Hari terus berganti dan tak terasa usia pernikahanku sudah lima bulan. Masya Allah.
Suatu
malam istriku menangis tersedu-sedu, sehingga membangunkanku yang
tengah tertidur. Merasa heran, aku pun bertanya kenapa dia menangis
malam-malam begini.
Istriku
hanya diam tertunduk dan masih dalam isakan tangisnya. Aku peluk erat
dan aku belai rambutnya yang hitam pekat. Aku coba bertanya sekali
lagi, apa penyebabnya? Setahuku, istriku cuma menangis ketika dalam
keadaan shalat malam, tidak seperti malam itu.
Akhirnya,
dengan berat hati istriku menceritakan penyebabnya. Astaghfirullah…

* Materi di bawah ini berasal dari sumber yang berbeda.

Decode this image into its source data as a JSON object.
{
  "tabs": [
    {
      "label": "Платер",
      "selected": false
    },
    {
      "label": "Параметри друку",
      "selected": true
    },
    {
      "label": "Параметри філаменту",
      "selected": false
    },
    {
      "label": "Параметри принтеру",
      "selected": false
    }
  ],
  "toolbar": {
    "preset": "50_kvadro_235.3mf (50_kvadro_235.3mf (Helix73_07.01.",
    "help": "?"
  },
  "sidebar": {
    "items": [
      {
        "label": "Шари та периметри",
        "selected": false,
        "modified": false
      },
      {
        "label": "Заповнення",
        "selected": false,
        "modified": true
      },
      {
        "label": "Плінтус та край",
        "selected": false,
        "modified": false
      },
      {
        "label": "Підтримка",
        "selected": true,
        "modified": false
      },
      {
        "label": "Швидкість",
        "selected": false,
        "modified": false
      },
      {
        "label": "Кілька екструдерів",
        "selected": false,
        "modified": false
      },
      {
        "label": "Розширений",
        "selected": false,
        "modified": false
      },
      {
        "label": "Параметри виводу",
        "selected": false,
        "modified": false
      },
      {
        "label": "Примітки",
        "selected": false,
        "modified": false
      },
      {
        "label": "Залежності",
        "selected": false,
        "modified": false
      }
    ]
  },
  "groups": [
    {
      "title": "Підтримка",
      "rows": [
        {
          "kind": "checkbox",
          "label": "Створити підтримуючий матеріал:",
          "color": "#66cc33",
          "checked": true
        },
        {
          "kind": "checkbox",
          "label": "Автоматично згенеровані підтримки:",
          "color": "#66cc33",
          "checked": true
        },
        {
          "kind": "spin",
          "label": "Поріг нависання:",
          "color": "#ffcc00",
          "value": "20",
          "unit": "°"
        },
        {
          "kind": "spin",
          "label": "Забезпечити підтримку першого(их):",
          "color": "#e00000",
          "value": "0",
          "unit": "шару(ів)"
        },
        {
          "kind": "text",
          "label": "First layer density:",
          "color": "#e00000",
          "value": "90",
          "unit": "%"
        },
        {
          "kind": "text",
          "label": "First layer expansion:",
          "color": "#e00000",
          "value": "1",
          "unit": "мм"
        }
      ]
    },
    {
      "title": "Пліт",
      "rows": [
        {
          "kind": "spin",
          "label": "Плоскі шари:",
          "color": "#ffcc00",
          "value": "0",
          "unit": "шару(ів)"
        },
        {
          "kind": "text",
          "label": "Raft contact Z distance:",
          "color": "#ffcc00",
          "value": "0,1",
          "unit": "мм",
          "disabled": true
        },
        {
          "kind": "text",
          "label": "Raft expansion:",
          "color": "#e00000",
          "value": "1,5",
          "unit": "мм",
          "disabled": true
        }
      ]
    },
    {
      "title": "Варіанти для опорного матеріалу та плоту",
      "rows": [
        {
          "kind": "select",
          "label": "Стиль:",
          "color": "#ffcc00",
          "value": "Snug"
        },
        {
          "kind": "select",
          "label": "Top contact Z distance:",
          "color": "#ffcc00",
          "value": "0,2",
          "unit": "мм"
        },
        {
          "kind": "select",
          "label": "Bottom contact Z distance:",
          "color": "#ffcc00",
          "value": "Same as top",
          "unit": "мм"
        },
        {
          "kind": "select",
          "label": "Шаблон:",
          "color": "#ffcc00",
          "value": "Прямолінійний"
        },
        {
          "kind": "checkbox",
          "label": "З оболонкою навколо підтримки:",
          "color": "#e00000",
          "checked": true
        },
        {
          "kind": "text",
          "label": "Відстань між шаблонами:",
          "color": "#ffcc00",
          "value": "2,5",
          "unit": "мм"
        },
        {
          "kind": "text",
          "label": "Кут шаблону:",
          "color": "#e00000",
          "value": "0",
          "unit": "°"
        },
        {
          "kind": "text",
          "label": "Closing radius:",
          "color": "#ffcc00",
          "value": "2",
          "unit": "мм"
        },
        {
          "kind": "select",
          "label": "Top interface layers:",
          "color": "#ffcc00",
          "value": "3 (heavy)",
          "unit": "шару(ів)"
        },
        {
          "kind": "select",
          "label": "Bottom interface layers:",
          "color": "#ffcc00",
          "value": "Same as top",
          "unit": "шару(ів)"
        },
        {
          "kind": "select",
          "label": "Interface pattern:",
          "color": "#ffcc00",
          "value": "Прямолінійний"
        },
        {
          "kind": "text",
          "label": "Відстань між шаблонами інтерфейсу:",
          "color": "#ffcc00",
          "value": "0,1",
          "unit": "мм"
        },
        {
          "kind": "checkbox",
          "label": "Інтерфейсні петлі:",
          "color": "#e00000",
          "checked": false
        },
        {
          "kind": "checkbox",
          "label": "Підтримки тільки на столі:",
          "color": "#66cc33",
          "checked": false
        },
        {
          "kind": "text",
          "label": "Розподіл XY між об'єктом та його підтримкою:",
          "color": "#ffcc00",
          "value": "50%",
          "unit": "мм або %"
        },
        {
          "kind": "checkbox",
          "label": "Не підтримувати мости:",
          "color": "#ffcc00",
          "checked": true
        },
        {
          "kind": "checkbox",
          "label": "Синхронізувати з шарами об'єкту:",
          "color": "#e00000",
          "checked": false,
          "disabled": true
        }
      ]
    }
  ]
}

alhamdulillah, aku terperanjat dan juga bahagia mendengar alasannya
menangis. Istriku bilang, dia sedang hamil tiga bulan dan malam itu
lagi mengidam. Dia ingin makan mie ayam kesukaanya tapi takut aku marah
jika permohonannya itu diutarakan. Terlebih malam-malam begini, dia
tidak mau merepotkanku.
Demi
istri tersayang, malam itu aku bergegas meluncur mencari mie ayam
kesukaannya. Alhamdulillah, walau memerlukan waktu yang lama dan harus
mengiba kepada tukang mie (karena sudah tutup), akhirnya aku pun
mendapatkannya.
Awalnya,
tukang mie enggan memenuhi permintaanku. Namun setelah aku ceritakan
apa yang terjadi, tukang mie itu pun tersenyum dan langsung menuju
dapurnya. Tak lama kemudian memberikan bingkisan kecil berisi mie ayam
permintaan istriku.
Ketika
aku hendak membayar, dengan santun tukang mie tersebut berujar, “Nak,
simpanlah uang itu buat anakmu kelak karena malam ini bapak merasa
bahagia bisa menolong kamu. Sungguh pembalasan Allah lebih aku
utamakan.”
Aku
terenyuh. Begitu ikhlasnya si penjual mie itu. Setelah mengucapkan
syukur dan tak lupa berterima kasih, aku pamit. Aku lihat senyumannya
mengantar kepergianku.
“Alhamdulillah,”
kata istriku ketika aku ceritakan begitu baiknya tukang mie itu.
“Allah begitu sayang kepada kita dan ini harus kita syukuri, sungguh
Allah akan menggantinya dengan pahala berlipat apa yang kita dan bapak
itu lakukan malam ini,” katanya. Aku pun mengaminkannya.